Portola Valley: Cracking down on unauthorized solicitors
Salespeople and solicitors going door-to-door in Portola Valley without first getting a permit will have an increasingly tough time of it now that the Town Council has asked law enforcement to crack down.
In an effort to encompass the competing priorities of a town that shows a warm welcome to cookie-selling Girl Scouts and a cold shoulder to magazine salespeople, the council at its March 24 meeting directed staff to work up a plan to educate residents about solicitation laws and inform them of renewed vigor on the part of sheriff's deputies to deal with un-permitted peddling, particularly when residents have their names on the "do not contact" list.

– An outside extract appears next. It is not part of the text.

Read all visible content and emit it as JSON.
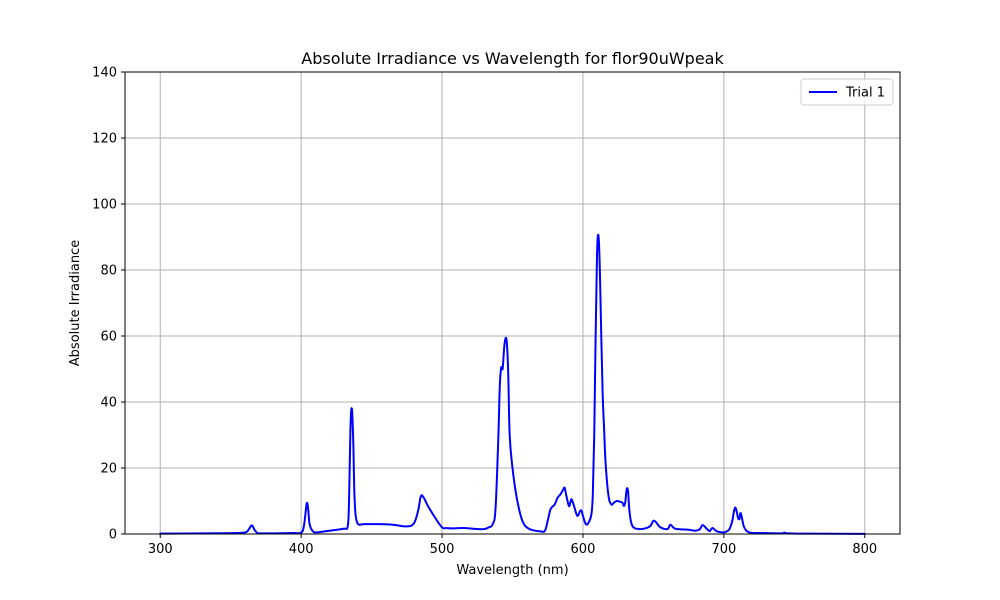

That list and its limitations led to the council's decision to take up the matter. The list does not apply to doorbell ringing by people advocating a religious or political point of view — the First Amendment of the U.S. Constitution protects that behavior — but the town will now step up enforcement when salespeople lack permits or visit listed homes.
"We want to be able to actually demonstrate that Portola Valley is a bad place to solicit if you solicit somebody who doesn't want to be contacted," Ed Davis, the town's police commissioner, told the council.

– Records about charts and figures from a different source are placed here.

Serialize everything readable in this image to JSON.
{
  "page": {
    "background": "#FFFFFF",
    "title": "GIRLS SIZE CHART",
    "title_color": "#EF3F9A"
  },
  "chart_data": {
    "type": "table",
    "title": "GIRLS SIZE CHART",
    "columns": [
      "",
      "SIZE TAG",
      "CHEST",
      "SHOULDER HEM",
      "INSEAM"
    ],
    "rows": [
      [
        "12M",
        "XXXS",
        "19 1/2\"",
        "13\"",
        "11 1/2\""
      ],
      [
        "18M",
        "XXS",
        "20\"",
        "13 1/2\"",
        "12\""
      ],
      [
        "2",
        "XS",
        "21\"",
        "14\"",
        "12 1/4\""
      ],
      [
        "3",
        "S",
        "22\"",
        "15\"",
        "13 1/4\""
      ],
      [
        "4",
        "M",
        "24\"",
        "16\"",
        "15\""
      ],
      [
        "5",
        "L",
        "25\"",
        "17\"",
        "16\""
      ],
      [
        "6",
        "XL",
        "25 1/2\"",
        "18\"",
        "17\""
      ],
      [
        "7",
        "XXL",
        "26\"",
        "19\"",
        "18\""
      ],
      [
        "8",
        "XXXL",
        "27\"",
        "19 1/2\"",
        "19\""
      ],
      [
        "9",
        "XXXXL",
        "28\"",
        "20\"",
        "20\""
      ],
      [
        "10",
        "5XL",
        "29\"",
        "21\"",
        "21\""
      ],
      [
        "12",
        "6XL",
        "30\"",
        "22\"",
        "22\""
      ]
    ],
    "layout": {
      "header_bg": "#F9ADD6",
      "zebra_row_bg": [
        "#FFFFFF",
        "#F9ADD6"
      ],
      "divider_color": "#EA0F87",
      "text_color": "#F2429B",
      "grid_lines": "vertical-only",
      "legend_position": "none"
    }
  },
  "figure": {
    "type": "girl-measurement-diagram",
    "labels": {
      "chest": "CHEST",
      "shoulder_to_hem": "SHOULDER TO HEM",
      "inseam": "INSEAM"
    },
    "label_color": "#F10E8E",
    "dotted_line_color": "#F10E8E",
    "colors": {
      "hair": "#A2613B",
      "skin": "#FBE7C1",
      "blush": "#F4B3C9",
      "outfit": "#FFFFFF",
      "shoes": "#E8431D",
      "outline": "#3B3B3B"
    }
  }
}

Salespeople are attuned to "no solicitors" signs, and Mr. Davis spoke up for the idea of encouraging tasteful signs that include an ordinance number, but the council didn't buy it.

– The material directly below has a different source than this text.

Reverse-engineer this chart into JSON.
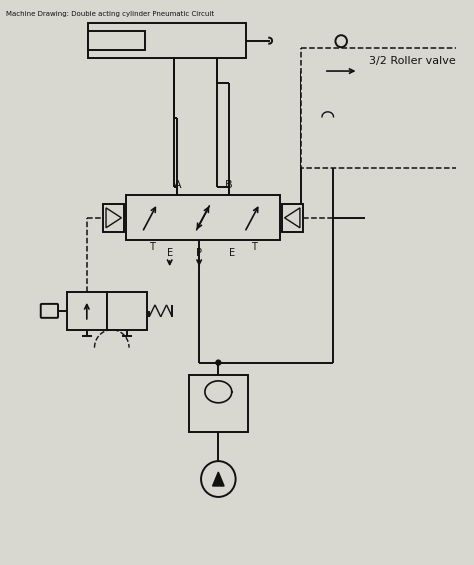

Such signs are, in the opinion of Mayor Steve Toben, unsightly, unfriendly and inappropriate. "I think there are a lot of residents who might agree with me," he added.
Councilwoman Maryann Derwin did. "I would not put a sign on my house and when I see one of those little signs, I feel hostile to those persons," she said. "We are not a gated community like Atherton. We're friendly."
Legitimate solicitors can be serious about their missions, including "trying to feed their families," Councilman John Richards reminded the council. "We don't want to be unfriendly to that."
And political and religious advocacy is "allowable actually anywhere in the country, including Portola Valley," Councilwoman Ann Wengert noted.